The COVID-19 surge is worsened by Alaska’s limited health care system that largely relies on hospitals in Anchorage, the biggest city. It’s where the state’s largest hospital, Providence Alaska Medical Center, is overwhelmed with patients and was the first weeks ago to declare crisis-of-care protocols, meaning doctors are sometimes prioritizing care based on who has the best odds of survival.
Since then, 19 other health care facilities in Alaska, including Anchorage’s two other hospitals and Fairbanks Memorial, have also entered crisis care mode, something overtaxed facilities in other states have had to do, including Idaho and Wyoming.

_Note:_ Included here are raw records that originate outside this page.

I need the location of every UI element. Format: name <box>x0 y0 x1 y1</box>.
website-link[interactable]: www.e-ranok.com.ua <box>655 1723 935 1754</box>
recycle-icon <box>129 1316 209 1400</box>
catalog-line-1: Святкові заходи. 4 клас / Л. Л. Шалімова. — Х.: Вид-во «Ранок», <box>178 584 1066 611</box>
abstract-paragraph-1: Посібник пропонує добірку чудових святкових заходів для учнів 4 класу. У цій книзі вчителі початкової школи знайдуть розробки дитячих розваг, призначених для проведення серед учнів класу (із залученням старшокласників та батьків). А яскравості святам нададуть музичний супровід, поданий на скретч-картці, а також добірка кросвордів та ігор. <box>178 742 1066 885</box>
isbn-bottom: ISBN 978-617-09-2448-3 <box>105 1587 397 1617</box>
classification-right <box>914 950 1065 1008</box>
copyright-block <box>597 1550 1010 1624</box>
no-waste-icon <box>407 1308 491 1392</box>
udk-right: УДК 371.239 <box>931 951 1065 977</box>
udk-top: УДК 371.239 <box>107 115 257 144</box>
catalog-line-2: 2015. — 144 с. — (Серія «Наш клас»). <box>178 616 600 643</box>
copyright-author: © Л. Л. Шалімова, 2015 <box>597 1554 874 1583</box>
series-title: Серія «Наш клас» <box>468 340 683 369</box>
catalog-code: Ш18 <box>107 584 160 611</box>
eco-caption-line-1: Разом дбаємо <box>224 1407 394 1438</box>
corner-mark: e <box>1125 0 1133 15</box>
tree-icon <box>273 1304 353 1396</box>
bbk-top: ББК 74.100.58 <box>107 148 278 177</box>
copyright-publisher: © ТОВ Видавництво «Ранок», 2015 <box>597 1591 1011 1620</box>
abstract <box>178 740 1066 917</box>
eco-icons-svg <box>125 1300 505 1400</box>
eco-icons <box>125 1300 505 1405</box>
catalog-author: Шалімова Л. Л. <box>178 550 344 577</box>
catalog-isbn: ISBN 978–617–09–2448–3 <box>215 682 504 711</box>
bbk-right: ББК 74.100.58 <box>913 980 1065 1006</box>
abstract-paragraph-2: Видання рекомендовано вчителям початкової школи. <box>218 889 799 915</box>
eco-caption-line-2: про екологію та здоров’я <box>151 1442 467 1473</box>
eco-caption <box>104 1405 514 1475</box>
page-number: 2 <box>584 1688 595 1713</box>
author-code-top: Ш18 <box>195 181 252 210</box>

“Even though we live here, we’re concerned about Anchorage and Fairbanks,” said Alfred Jonathan, a Tanacross elder. “If somebody gets sick around there, there’s no place to take them.”
While Alaska has contracted with nearly 500 medical professionals to help over the next few months, the ramifications are dire for those in rural Alaska if they need higher levels of care — for COVID-19 or otherwise — but no beds are available.
Sometimes those patients get lucky and get transferred to Fairbanks or Anchorage. Other times, health care staff are on the phones — in some cases, for hours — looking for a bed or facility that can provide specialty treatments like dialysis.
One patient who couldn’t get dialysis at Providence died, hospital spokesperson Mikal Canfield said. Dr. Kristen Solana Walkinshaw, the hospital’s chief of staff, said she knew a patient in an outlying community who needed cardiac catheterization and died waiting.
Options in Seattle and Portland, Oregon, also are being overloaded. One rural clinic finally found a spot for a patient from interior Alaska in Colorado.
Health officials blame the hospital crunch on limited staffing, rising COVID-19 infections and low vaccination rates in Alaska, where about 60% of eligible residents in the conservative state are fully vaccinated. According to data collected by Johns Hopkins University, one in every 84 people in Alaska was diagnosed with COVID-19 from Sept. 22 to Sept. 29, the nation’s worst diagnosis rate in recent days.
Officials say medical workers are exhausted and frustrated with what feels like a no-win effort to combat misinformation about COVID-19 being overblown and vaccines being unsafe. Some say it could have long-term effects — further shaking confidence in vaccines and treatments for other illnesses and making the longstanding pre-pandemic challenge of recruiting health care workers to the remote state more difficult.
Medical workers “describe the emotions of: ‘You hear a code is happening, someone is passing away,’” said Jared Kosin, president and CEO of the Alaska State Hospital and Nursing Home Association. “That is devastating. You never want to lose a patient. But in the back of your mind, you’re thinking, ‘OK, another bed is now available that is critically needed.’ And how do you balance those emotions? It’s gut-wrenching.”
In Tanacross, elders are encouraging people to get vaccinated, especially with facilities strained. The village is in a sprawling, sparsely populated region of eastern Alaska where the vaccination rate is under 50%.